Happy Tuesday. Here’s your Tuesday Tech Drop, a curated list of the past week’s top stories from the intersection of politics and the all-inclusive world of technology.
Drake brings lawyers to a rap battle
Rapper Drake — who once dismissed artists who take legal action with the lyric, “a cease-and-desist is for hoes” — seems to have had a change of heart after taking a lyrical drubbing from Pulitzer-winning rapper Kendrick Lamar this summer.
In a petition filed Monday in New York, Drake launched a legal attack against his own record label, Universal Music Group, and Spotify, which he accuses of harming him by allegedly boosting Lamar’s song “They Not Like Us,” a scathing diss track aimed at Drake and his associates. (Lamar is also signed to UMG.)
Drake’s petition, which seeks information to support a potential lawsuit, claims that UMG and Spotify engaged in a high-tech “scheme” using bots, reduced licensing fees and paid influencers to boost the song illegally. A second petition, filed in Texas, alleges UMG engaged in a pay-for-play scheme with iHeartMedia to help boost the song, which the petition also claims defamed Drake.
UMG provided NBC News with a pretty scathing response to the first suit:
The suggestion that UMG would do anything to undermine any of its artists is offensive and untrue. We employ the highest ethical practices in our marketing and promotional campaigns. No amount of contrived and absurd legal arguments in this pre-action submission can mask the fact that fans choose the music they want to hear.”
Spotify declined to comment Tuesday to NBC News, but its website says the platform has practices in place to prevent artificial streaming.
As you might imagine, Drake resorting to the courts for help in the midst of a rap beef has been met with some pretty savage mockery. After all, Drake himself has put baseless claims about other artists, including Lamar, in his tracks, and he’s used social media influencers to hype his music. And he’s also taken advantage of shifts in the infrastructure of the music industry throughout his career, so in some ways, it seems Drake is raging against the machine that made him.
Now it looks like a messy legal battle is on the horizon, which could shake loose all sorts of details about the inner workings of the music industry. One thing is for certain: Drake has made history as the first rapper to take legal action against Big Tech for the L he took during a beef.
Newsom drives Musk mad
California Gov. Gavin Newsom has a plan to counter President-elect Donald Trump’s threats to undermine investment in electric vehicles. But the plan could exclude Elon Musk, and Musk is outraged.

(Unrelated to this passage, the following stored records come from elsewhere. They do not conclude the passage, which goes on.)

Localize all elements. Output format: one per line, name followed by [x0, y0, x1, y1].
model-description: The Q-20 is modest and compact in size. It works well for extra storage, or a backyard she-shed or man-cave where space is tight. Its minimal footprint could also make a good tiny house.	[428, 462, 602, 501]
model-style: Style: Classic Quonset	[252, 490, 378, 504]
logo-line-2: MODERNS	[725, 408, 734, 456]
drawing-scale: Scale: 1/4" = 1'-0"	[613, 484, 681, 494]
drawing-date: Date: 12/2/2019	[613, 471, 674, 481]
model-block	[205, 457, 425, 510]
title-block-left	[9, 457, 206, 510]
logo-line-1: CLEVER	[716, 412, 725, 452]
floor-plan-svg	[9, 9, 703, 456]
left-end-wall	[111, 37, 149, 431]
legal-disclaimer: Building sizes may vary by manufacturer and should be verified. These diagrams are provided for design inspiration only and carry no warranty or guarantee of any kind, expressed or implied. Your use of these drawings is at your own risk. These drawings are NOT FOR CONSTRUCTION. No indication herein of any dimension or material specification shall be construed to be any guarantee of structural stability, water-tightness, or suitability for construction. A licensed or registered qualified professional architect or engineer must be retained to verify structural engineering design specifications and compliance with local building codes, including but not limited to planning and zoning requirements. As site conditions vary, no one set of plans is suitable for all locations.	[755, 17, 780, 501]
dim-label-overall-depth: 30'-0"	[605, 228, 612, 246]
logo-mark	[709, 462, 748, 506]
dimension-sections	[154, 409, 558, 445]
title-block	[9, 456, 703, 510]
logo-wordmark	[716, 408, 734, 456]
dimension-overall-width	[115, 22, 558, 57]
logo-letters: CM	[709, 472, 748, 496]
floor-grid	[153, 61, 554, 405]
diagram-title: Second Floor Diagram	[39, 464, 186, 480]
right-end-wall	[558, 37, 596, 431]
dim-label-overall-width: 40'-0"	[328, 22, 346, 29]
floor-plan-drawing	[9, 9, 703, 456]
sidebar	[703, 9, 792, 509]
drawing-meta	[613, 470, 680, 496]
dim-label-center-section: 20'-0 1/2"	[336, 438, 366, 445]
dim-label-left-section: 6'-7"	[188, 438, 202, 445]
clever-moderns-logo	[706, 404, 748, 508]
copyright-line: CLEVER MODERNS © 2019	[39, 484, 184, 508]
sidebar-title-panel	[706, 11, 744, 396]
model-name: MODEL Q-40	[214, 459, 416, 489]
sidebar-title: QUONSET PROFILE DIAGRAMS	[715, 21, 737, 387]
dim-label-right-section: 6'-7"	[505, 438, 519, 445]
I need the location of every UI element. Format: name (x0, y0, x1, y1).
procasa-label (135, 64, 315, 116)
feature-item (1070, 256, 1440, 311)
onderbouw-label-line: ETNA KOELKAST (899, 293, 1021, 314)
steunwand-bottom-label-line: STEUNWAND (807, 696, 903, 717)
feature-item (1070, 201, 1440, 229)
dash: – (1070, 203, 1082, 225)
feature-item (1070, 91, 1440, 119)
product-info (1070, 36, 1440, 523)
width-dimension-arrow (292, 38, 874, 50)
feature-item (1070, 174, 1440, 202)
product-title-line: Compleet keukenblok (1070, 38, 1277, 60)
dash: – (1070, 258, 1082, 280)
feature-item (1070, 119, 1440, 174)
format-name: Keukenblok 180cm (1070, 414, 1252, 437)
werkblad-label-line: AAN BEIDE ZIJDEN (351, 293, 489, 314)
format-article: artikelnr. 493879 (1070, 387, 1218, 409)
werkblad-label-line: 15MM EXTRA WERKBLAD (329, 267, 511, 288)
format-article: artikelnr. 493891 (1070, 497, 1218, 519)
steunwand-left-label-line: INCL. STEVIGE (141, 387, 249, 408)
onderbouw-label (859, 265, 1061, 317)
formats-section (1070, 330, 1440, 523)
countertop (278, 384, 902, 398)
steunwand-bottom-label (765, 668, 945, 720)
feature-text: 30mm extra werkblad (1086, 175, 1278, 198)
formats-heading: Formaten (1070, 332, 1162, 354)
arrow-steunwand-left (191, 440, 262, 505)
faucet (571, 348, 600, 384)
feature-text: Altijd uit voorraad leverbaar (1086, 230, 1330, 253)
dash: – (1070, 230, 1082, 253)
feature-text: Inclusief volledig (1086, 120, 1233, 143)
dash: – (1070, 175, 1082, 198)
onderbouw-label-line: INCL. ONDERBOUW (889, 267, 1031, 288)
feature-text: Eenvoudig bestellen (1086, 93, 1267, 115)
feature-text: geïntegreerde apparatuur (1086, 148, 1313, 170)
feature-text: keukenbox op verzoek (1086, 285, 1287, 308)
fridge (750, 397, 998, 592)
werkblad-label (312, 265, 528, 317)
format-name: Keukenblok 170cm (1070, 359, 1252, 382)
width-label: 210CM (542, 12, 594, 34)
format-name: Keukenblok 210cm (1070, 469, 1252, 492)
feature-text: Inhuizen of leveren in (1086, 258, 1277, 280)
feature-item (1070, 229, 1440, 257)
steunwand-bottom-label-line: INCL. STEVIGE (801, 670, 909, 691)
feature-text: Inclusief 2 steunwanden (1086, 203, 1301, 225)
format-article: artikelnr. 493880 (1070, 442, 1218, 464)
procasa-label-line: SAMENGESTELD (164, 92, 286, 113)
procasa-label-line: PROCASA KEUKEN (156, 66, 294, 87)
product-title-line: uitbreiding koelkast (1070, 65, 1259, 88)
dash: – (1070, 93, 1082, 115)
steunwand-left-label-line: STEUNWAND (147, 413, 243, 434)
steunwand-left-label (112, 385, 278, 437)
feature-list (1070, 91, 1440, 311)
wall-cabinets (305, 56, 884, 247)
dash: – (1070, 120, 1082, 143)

Read more at The Daily Beast.
Trump seeks an ‘AI czar’
Axios reports Trump is searching for someone to serve as his “AI czar” and lead his administration’s efforts around artificial intelligence. Musk, who seems to have his hand in every aspect of the incoming Trump administration, is reportedly involved in this decision, as well. Remember last week when Musk and Vivek Ramaswamy wrote that their “department” of “government efficiency” would rely on “advanced technology” to root out government waste? Axios suggests the AI czar is going to help with that.
Read more at Axios.
The crypto Congress
CNBC dropped a report on the hundreds of millions of dollars the cryptocurrency industry plunged into this year’s elections, and its success in “buying” the most pro-crypto Congress in history.
Read more at CNBC.
Trump’s FCC is MAGA to the bone
Trump’s pick to lead the Federal Communications Committee won’t stop issuing threats. FCC Commissioner Brendan Carr has spent his first couple of weeks in the spotlight threatening media companies’ broadcast licenses and has vowed to end what he portrayed as governmental “lawfare” against Musk.
Read more at Mediaite.
‘60 Minutes’ explores AI exploitation
Sunday night’s episode of “60 Minutes” featured a story on the disturbingly exploitative gigs, outsourced to countries across the globe, that involve employees training artificial intelligence tools to recognize items.